Infectieuze en parasitaire ziekten (A00-B99).

  • Besmettelijke en parasitaire ziekten, zonder de ziekte te specificeren.

Lever, galblaas en gal kanalen - pancreas (pancreas) (K70-K77; K80-K87).

Neoplasmata - tumor ziekten (C00-D48).

  • Feochromocytoom - meestal goedaardige (goedaardige) tumor (ongeveer 90% van de gevallen), die voornamelijk afkomstig is van de bijnier en kan leiden tot hypertensieve crisis (hypertensieve crisis).

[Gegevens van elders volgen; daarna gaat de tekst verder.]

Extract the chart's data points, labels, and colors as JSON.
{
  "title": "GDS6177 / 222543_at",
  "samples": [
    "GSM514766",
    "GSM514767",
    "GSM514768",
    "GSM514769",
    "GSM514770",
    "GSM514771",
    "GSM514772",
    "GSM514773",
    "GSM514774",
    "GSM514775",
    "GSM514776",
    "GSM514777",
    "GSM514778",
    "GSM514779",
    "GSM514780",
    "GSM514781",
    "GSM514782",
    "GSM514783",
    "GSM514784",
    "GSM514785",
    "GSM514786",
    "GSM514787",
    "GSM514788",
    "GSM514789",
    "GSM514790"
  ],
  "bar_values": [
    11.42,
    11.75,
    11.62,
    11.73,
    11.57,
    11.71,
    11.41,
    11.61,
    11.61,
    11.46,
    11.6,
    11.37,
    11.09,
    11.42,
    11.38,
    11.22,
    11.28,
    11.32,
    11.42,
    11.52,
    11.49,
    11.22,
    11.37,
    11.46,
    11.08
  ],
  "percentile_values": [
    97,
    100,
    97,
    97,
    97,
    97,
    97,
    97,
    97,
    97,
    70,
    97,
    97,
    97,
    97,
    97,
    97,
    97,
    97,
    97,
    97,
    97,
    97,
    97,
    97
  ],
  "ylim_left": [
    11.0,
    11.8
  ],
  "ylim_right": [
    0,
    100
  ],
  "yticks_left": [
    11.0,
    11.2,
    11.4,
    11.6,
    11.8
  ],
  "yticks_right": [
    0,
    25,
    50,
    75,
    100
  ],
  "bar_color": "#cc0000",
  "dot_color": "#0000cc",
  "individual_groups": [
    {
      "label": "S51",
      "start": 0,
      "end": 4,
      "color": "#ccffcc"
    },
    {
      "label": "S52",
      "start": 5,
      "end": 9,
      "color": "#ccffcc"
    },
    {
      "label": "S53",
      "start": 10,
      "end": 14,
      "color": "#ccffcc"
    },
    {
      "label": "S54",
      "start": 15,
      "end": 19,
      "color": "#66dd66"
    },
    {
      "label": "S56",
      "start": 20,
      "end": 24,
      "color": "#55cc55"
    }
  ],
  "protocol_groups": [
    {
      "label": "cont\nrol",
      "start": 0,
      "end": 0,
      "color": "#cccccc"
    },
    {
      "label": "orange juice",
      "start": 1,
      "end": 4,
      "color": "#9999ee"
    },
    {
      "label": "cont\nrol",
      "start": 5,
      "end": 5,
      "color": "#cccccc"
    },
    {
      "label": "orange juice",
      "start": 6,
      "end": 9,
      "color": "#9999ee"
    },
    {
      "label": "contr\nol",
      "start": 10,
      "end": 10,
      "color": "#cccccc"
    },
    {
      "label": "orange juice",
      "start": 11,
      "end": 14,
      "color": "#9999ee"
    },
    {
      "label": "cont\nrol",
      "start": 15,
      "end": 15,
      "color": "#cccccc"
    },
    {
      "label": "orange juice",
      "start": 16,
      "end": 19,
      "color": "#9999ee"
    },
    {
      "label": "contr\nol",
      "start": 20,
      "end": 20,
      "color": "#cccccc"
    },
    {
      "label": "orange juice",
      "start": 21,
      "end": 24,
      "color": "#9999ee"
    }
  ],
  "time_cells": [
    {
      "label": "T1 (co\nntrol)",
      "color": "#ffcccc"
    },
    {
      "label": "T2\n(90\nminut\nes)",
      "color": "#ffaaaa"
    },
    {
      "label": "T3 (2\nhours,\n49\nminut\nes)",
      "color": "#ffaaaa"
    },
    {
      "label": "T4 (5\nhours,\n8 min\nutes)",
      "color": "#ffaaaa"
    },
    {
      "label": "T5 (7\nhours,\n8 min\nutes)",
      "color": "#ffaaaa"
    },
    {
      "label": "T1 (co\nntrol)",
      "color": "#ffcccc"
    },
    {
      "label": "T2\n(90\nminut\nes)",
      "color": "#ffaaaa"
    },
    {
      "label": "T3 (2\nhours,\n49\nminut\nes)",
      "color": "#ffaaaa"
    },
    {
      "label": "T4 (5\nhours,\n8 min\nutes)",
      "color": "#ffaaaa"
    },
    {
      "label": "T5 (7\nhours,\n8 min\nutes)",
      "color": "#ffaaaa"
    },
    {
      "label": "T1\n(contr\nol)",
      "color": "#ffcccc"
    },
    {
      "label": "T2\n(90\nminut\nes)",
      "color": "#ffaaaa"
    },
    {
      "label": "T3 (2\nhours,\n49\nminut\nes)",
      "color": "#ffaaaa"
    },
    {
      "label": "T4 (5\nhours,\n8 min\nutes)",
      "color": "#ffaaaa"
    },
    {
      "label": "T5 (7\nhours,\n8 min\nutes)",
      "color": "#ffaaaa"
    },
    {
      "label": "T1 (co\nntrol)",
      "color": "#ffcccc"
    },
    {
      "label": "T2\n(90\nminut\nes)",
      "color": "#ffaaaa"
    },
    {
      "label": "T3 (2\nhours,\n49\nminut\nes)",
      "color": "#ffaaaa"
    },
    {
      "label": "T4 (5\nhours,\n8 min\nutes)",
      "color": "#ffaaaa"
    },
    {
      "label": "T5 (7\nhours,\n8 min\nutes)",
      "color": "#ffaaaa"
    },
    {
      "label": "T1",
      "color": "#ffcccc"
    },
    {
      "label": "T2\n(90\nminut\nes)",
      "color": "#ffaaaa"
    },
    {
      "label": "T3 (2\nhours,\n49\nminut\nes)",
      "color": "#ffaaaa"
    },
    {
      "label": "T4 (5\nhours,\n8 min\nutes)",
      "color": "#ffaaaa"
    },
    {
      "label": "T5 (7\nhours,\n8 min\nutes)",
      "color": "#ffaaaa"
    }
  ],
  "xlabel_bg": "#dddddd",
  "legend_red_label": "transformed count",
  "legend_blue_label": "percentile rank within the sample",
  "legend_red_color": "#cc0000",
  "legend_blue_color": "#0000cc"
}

Psyche - zenuwstelsel (F00-F99; G00-G99).

  • angsten

Symptomen en abnormale klinische bevindingen en laboratoriumbevindingen, niet elders geclassificeerd (R00-R99)

  • Fever

Geneesmiddel

Verder

  • Baby's, peuters
  • Consumptie van stimulerende middelen
    • Alcohol (hogere alcoholconcentraties zijn lineair geassocieerd met een hogere hartslag)
    • Cafeïne (koffieEnz.).
    • Tabak (roken)
  • Drug gebruik
  • Lichamelijke activiteit
    • Lichamelijke inspanning
  • Psychosociale situatie
    • Angst
    • Mentale spanning
  • Bloeden met volumeverlies
  • Pijn
  • Co-intoxicatie (synoniemen: carbon vergiftiging door koolmonoxide; koolstofmonoxidevergiftiging).